Now imagine there is no noise. Zero noise is impossible, but something else that is impossible is the vertical line on the square wave, since it requires infinite bandwidth. The vertical lines imply the signal can achieve 0v and 1v in more or less the same instant. Whatever tools we have to transmit a signal, the demands of high bit-rate signals are way beyond what the available tools can deliver. Think about how your analog cables can mess with sound up to around 20kHz, and then think about the enormously wider frequency range required of a digital cable (and, optical cables just have a different set of problems, mainly related to reflections). The higher the bit rate the harder it gets.

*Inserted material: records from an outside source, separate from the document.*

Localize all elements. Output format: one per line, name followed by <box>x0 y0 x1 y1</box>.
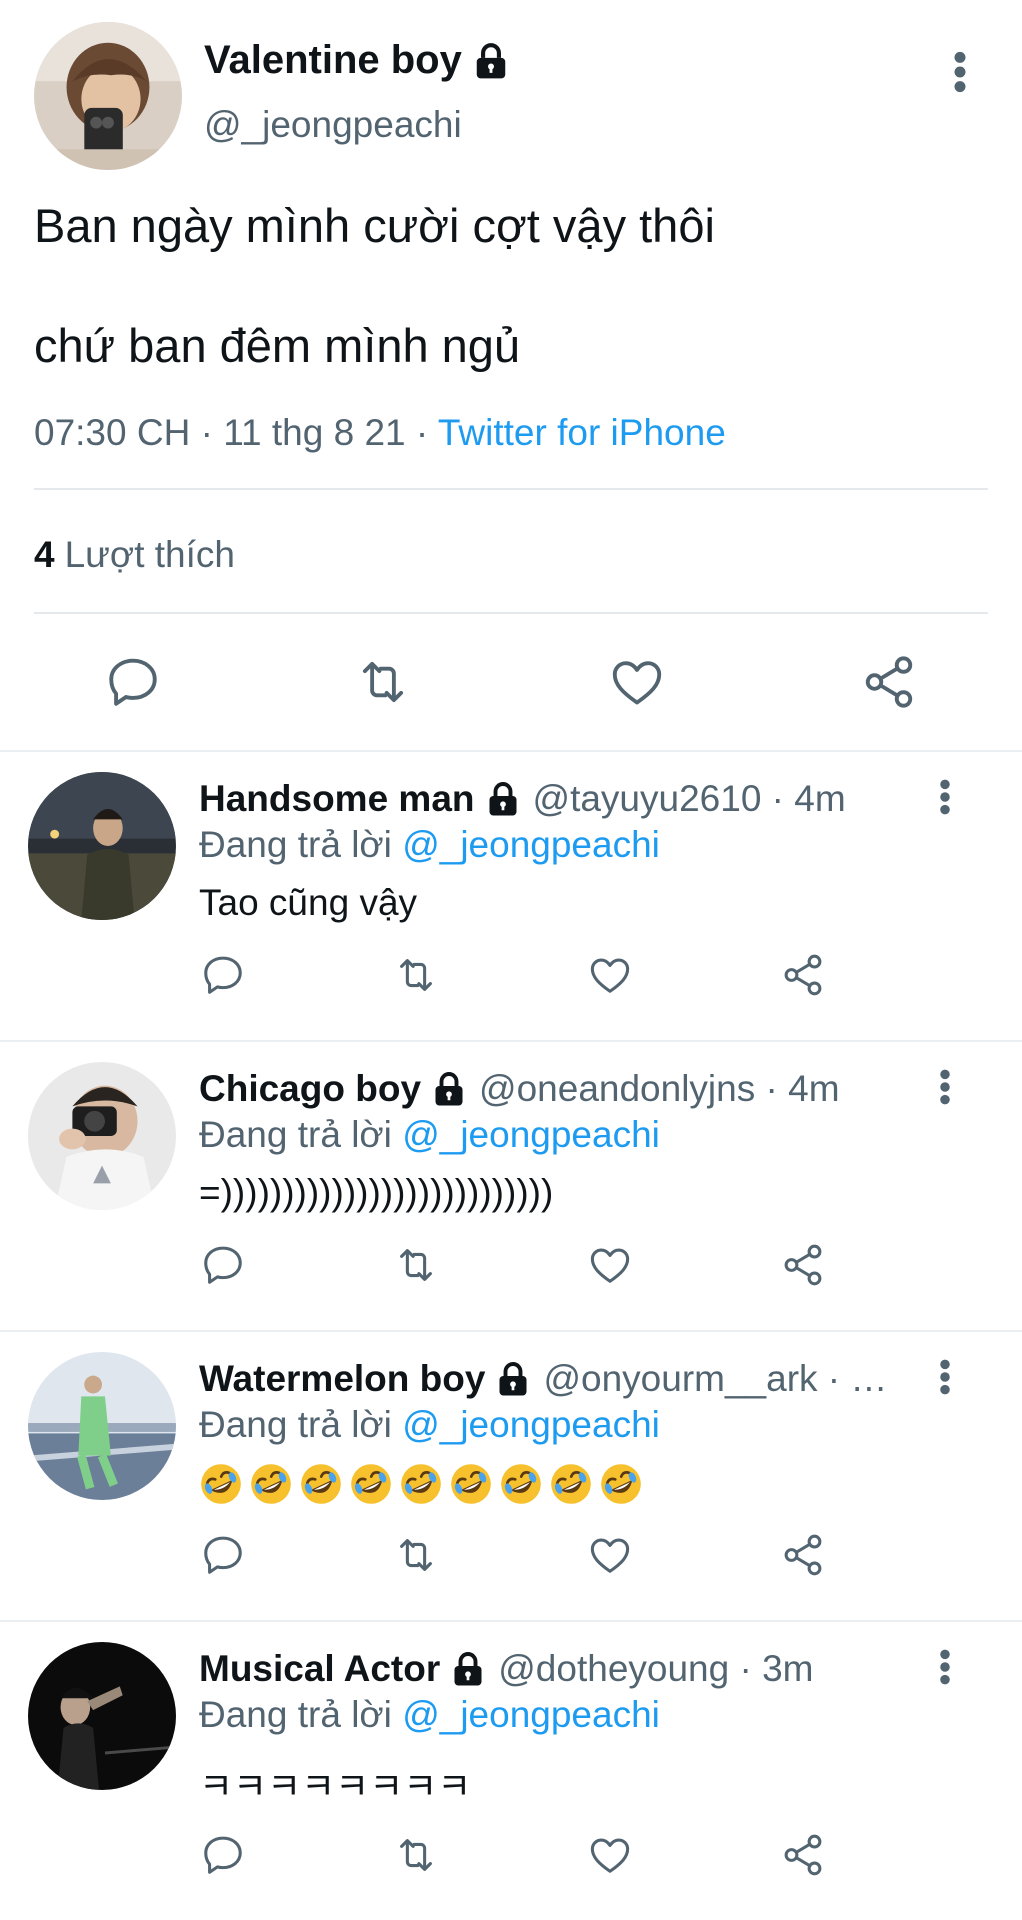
replying-label: Đang trả lời <box>199 1114 392 1155</box>
reply-text: ㅋㅋㅋㅋㅋㅋㅋㅋ <box>199 1765 472 1808</box>
lock-icon <box>431 1071 467 1107</box>
reply-icon[interactable] <box>104 653 162 711</box>
likes-count: 4 <box>34 534 55 575</box>
author-handle: @_jeongpeachi <box>204 104 462 145</box>
more-options-icon[interactable] <box>938 1648 952 1686</box>
lock-icon <box>495 1361 531 1397</box>
replying-label: Đang trả lời <box>199 1404 392 1445</box>
tweet-text-line-1: Ban ngày mình cười cợt vậy thôi <box>34 199 715 252</box>
rolling-laughing-emoji <box>199 1462 243 1506</box>
reply-avatar[interactable] <box>28 1352 176 1500</box>
reply-author-name[interactable]: Chicago boy <box>199 1068 421 1110</box>
more-options-icon[interactable] <box>938 1358 952 1396</box>
author-name: Valentine boy <box>204 38 462 82</box>
rolling-laughing-emoji <box>599 1462 643 1506</box>
retweet-icon[interactable] <box>393 952 439 998</box>
more-options-icon[interactable] <box>952 50 968 94</box>
replying-to: Đang trả lời @_jeongpeachi <box>199 1404 660 1446</box>
likes-label: Lượt thích <box>64 534 235 575</box>
reply-tweet[interactable]: Handsome man @tayuyu2610 · 4m Đang trả l… <box>0 752 1022 1042</box>
rolling-laughing-emoji <box>249 1462 293 1506</box>
more-options-icon[interactable] <box>938 1068 952 1106</box>
reply-tweet[interactable]: Musical Actor @dotheyoung · 3m Đang trả … <box>0 1622 1022 1912</box>
reply-icon[interactable] <box>200 1242 246 1288</box>
reply-icon[interactable] <box>200 1532 246 1578</box>
likes-summary[interactable]: 4 Lượt thích <box>34 534 235 576</box>
like-icon[interactable] <box>608 653 666 711</box>
more-options-icon[interactable] <box>938 778 952 816</box>
reply-header: Chicago boy @oneandonlyjns · 4m <box>199 1068 899 1110</box>
reply-handle-time: @onyourm__ark · … <box>543 1358 888 1399</box>
tweet-meta: 07:30 CH · 11 thg 8 21 · Twitter for iPh… <box>34 412 726 454</box>
share-icon[interactable] <box>780 1832 826 1878</box>
reply-icon[interactable] <box>200 1832 246 1878</box>
tweet-source-link[interactable]: Twitter for iPhone <box>438 412 726 453</box>
lock-icon <box>485 781 521 817</box>
author-avatar[interactable] <box>34 22 182 170</box>
rolling-laughing-emoji <box>399 1462 443 1506</box>
main-tweet: Valentine boy @_jeongpeachi Ban ngày mìn… <box>0 0 1022 752</box>
like-icon[interactable] <box>587 1832 633 1878</box>
reply-header: Watermelon boy @onyourm__ark · … <box>199 1358 899 1400</box>
meta-separator: · <box>415 412 429 453</box>
like-icon[interactable] <box>587 1532 633 1578</box>
like-icon[interactable] <box>587 952 633 998</box>
tweet-text-line-2: chứ ban đêm mình ngủ <box>34 319 521 372</box>
replying-to: Đang trả lời @_jeongpeachi <box>199 1694 660 1736</box>
divider <box>34 612 988 614</box>
retweet-icon[interactable] <box>393 1832 439 1878</box>
mention-link[interactable]: @_jeongpeachi <box>402 1694 660 1735</box>
reply-tweet[interactable]: Chicago boy @oneandonlyjns · 4m Đang trả… <box>0 1042 1022 1332</box>
reply-text: =))))))))))))))))))))))))))) <box>199 1172 554 1213</box>
author-name-row[interactable]: Valentine boy <box>204 38 510 83</box>
replying-label: Đang trả lời <box>199 1694 392 1735</box>
tweet-date: 11 thg 8 21 <box>223 412 406 453</box>
lock-icon <box>472 42 510 80</box>
meta-separator: · <box>200 412 213 453</box>
share-icon[interactable] <box>860 653 918 711</box>
reply-avatar[interactable] <box>28 1062 176 1210</box>
share-icon[interactable] <box>780 952 826 998</box>
replying-label: Đang trả lời <box>199 824 392 865</box>
retweet-icon[interactable] <box>354 653 412 711</box>
tweet-time: 07:30 CH <box>34 412 191 453</box>
reply-header: Musical Actor @dotheyoung · 3m <box>199 1648 899 1690</box>
replying-to: Đang trả lời @_jeongpeachi <box>199 824 660 866</box>
share-icon[interactable] <box>780 1242 826 1288</box>
lock-icon <box>450 1651 486 1687</box>
rolling-laughing-emoji <box>499 1462 543 1506</box>
replying-to: Đang trả lời @_jeongpeachi <box>199 1114 660 1156</box>
reply-author-name[interactable]: Handsome man <box>199 778 475 820</box>
mention-link[interactable]: @_jeongpeachi <box>402 824 660 865</box>
reply-tweet[interactable]: Watermelon boy @onyourm__ark · … Đang tr… <box>0 1332 1022 1622</box>
rolling-laughing-emoji <box>349 1462 393 1506</box>
retweet-icon[interactable] <box>393 1242 439 1288</box>
mention-link[interactable]: @_jeongpeachi <box>402 1114 660 1155</box>
share-icon[interactable] <box>780 1532 826 1578</box>
reply-handle-time: @oneandonlyjns · 4m <box>479 1068 840 1109</box>
rolling-laughing-emoji <box>549 1462 593 1506</box>
mention-link[interactable]: @_jeongpeachi <box>402 1404 660 1445</box>
reply-avatar[interactable] <box>28 772 176 920</box>
reply-avatar[interactable] <box>28 1642 176 1790</box>
divider <box>34 488 988 490</box>
reply-handle-time: @tayuyu2610 · 4m <box>532 778 846 819</box>
reply-author-name[interactable]: Musical Actor <box>199 1648 440 1690</box>
rolling-laughing-emoji <box>449 1462 493 1506</box>
reply-text: Tao cũng vậy <box>199 882 418 923</box>
reply-handle-time: @dotheyoung · 3m <box>498 1648 814 1689</box>
reply-header: Handsome man @tayuyu2610 · 4m <box>199 778 899 820</box>
retweet-icon[interactable] <box>393 1532 439 1578</box>
reply-emoji-row <box>199 1462 643 1506</box>
reply-author-name[interactable]: Watermelon boy <box>199 1358 485 1400</box>
like-icon[interactable] <box>587 1242 633 1288</box>
rolling-laughing-emoji <box>299 1462 343 1506</box>
reply-icon[interactable] <box>200 952 246 998</box>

When we allow for constrained bandwidth, instead of transitions being instantaneous, the signal goes up a slope when transitioning from 0v to 1v, and down a slope when transitioning from 1v to 0v. If the bandwidth was the same as the bitrate then the signal would be a sine wave. To reasonably square out the signal you need to add several harmonics of the bitrate (say 7 or more) above the bitrate, and that is a lot of bandwidth - even more for higher bit rate signals. By adding harmonics, the sine wave begins to square out. Interestingly, in both of these constrained-bandwidth examples, the transitions through 0.5v are still perfectly spaced – even with the sine wave. So still no problem.
So far, so good. Everything in line with Amir's crew.

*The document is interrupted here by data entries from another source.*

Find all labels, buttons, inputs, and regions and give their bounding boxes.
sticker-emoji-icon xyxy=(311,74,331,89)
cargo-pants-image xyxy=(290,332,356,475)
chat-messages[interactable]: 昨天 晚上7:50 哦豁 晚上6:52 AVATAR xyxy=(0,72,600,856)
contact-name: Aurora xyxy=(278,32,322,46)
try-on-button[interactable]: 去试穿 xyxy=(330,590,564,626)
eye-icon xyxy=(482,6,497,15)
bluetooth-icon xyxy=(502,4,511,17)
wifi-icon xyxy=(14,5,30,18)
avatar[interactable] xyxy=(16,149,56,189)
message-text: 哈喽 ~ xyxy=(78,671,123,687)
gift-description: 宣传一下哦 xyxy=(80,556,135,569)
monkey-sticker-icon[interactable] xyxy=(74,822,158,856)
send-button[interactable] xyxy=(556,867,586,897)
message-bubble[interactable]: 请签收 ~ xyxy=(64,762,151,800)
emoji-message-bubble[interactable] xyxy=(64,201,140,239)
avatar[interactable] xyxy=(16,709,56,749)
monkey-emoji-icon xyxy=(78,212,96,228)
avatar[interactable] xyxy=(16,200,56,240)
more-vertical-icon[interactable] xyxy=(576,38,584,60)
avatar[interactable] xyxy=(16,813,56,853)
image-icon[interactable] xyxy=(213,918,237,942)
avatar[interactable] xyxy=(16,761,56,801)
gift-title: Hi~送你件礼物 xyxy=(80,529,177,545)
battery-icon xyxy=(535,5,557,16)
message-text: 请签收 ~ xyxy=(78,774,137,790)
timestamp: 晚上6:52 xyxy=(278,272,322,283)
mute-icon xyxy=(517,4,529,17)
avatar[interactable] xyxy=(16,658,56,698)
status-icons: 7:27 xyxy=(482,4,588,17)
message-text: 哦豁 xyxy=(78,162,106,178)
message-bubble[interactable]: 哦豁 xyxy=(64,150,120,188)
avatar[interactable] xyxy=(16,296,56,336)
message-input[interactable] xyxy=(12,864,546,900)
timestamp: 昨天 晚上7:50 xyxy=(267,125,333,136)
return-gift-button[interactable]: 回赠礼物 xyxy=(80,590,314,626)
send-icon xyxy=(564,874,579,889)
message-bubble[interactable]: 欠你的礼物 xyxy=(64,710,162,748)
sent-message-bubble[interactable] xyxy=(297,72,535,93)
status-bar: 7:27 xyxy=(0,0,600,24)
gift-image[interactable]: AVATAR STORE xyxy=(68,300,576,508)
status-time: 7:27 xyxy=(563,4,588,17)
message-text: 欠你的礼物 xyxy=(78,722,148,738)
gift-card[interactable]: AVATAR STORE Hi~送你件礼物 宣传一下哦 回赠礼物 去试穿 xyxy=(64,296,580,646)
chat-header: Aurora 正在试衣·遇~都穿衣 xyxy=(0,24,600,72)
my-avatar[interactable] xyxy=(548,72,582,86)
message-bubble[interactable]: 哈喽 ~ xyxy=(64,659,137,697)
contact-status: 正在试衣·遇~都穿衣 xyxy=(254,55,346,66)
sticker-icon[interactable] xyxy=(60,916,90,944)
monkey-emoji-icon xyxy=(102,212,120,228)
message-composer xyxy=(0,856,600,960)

But as I mentioned, a higher bitrate signal (if you think high bitrate files must always sound better) requires even more bandwidth to square out the wave, and so in a system that has a finite limit on bandwidth, a lower bitrate signal will be more accurately represented than a high bitrate signal. On top of that, if you ask anything in a music server to work faster, it will work with less precision and this is a key trade-off to be aware of when you assume higher bit rates must be better, just because the numbers are bigger. These examples only allow us to conclude that there is no problem if we can achieve zero noise or infinite bandwidth. But each of those goals is unattainable, and the problem becomes apparent when there is both noise and constrained bandwidth. So what happens if we add a low frequency noise component to a frequency-constrained digital audio signal? All of sudden, the 0.5v points are shifted right or left by the addition of the low frequency noise that lifts or drops the signal between bits. Shifting the slopes up or down shifts the 0.5v points left or right. The greater the amplitude of the noise, and the greater the bandwidth constraint, the greater is the effect on timing (jitter).

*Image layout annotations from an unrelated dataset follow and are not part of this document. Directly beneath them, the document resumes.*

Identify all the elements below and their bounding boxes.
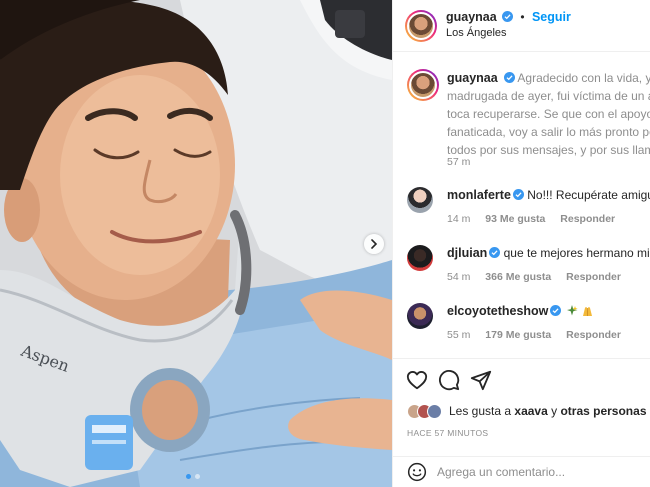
likes-others-link[interactable]: otras personas xyxy=(560,404,646,418)
reply-button[interactable]: Responder xyxy=(566,271,621,283)
author-username[interactable]: guaynaa xyxy=(446,10,497,24)
caption-line-2: madrugada de ayer, fui víctima de un acc xyxy=(447,89,650,103)
caption-line-5: todos por sus mensajes, y por sus llamad xyxy=(447,143,650,157)
verified-badge-icon xyxy=(503,72,515,83)
verified-badge-icon xyxy=(489,247,501,258)
caption-age[interactable]: 57 m xyxy=(447,156,470,168)
carousel-dot-1 xyxy=(186,474,191,479)
author-avatar[interactable] xyxy=(405,10,437,42)
comment-avatar[interactable] xyxy=(407,245,433,271)
verified-badge-icon xyxy=(502,11,514,22)
post-timestamp[interactable]: HACE 57 MINUTOS xyxy=(407,428,488,438)
comment-likes[interactable]: 93 Me gusta xyxy=(485,213,545,225)
liker-avatar xyxy=(427,403,442,419)
comment-username[interactable]: djluian xyxy=(447,246,487,260)
comment-text: que te mejores hermano mio xyxy=(503,246,650,260)
caption-username[interactable]: guaynaa xyxy=(447,71,498,85)
comment-avatar[interactable] xyxy=(407,187,433,213)
comment-age[interactable]: 54 m xyxy=(447,271,470,283)
post-actions: Les gusta a xaava y otras personas HACE … xyxy=(393,358,650,456)
verified-badge-icon xyxy=(512,189,524,200)
reply-button[interactable]: Responder xyxy=(566,329,621,341)
post-header: guaynaa • Seguir Los Ángeles xyxy=(393,0,650,52)
follow-button[interactable]: Seguir xyxy=(532,10,571,24)
smiley-icon[interactable] xyxy=(407,462,427,482)
header-separator: • xyxy=(520,10,525,24)
post-photo[interactable]: Aspen xyxy=(0,0,392,487)
reply-button[interactable]: Responder xyxy=(560,213,615,225)
caption-line-3: toca recuperarse. Se que con el apoyo de xyxy=(447,107,650,121)
likes-summary[interactable]: Les gusta a xaava y otras personas xyxy=(407,402,647,420)
add-comment-bar xyxy=(393,456,650,487)
comment-age[interactable]: 14 m xyxy=(447,213,470,225)
likes-prefix: Les gusta a xyxy=(449,404,512,418)
sparkle-hands-icons xyxy=(566,305,592,316)
likes-connector: y xyxy=(551,404,558,418)
comment-avatar[interactable] xyxy=(407,303,433,329)
chevron-right-icon xyxy=(371,239,378,249)
post-panel: guaynaa • Seguir Los Ángeles guaynaa Agr… xyxy=(392,0,650,487)
comment-username[interactable]: monlaferte xyxy=(447,188,511,202)
comment-input[interactable] xyxy=(437,462,637,482)
caption-line-1: Agradecido con la vida, y con xyxy=(517,71,650,85)
post-image: Aspen xyxy=(0,0,392,487)
post-location[interactable]: Los Ángeles xyxy=(446,27,507,39)
caption-line-4: fanaticada, voy a salir lo más pronto po… xyxy=(447,125,650,139)
carousel-dot-2 xyxy=(195,474,200,479)
verified-badge-icon xyxy=(550,305,562,316)
comment-username[interactable]: elcoyotetheshow xyxy=(447,304,548,318)
heart-icon[interactable] xyxy=(406,369,428,391)
carousel-dots xyxy=(186,474,200,479)
caption-text: guaynaa Agradecido con la vida, y con ma… xyxy=(447,69,650,159)
carousel-next-button[interactable] xyxy=(364,234,384,254)
comment-age[interactable]: 55 m xyxy=(447,329,470,341)
share-icon[interactable] xyxy=(470,369,492,391)
caption-avatar[interactable] xyxy=(407,69,439,101)
likes-user-link[interactable]: xaava xyxy=(514,404,547,418)
likes-text: Les gusta a xaava y otras personas xyxy=(449,404,647,418)
comment-text: No!!! Recupérate amiguito xyxy=(527,188,650,202)
comment-likes[interactable]: 366 Me gusta xyxy=(485,271,551,283)
comment-icon[interactable] xyxy=(438,369,460,391)
comment-likes[interactable]: 179 Me gusta xyxy=(485,329,551,341)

Now if we add high frequency noise to a frequency-constrained signal you can see that the transition timing at precisely 0.5v is now hard to discern for any digital receiver. If the signal is vertical at the transition then noise does not affect it. But as soon as the transition is not vertical then noise changes the transition point. It is the combination of constrained bandwidth and noise that inevitably creates jitter (variation in data transition timing), regardless of how great the clock is.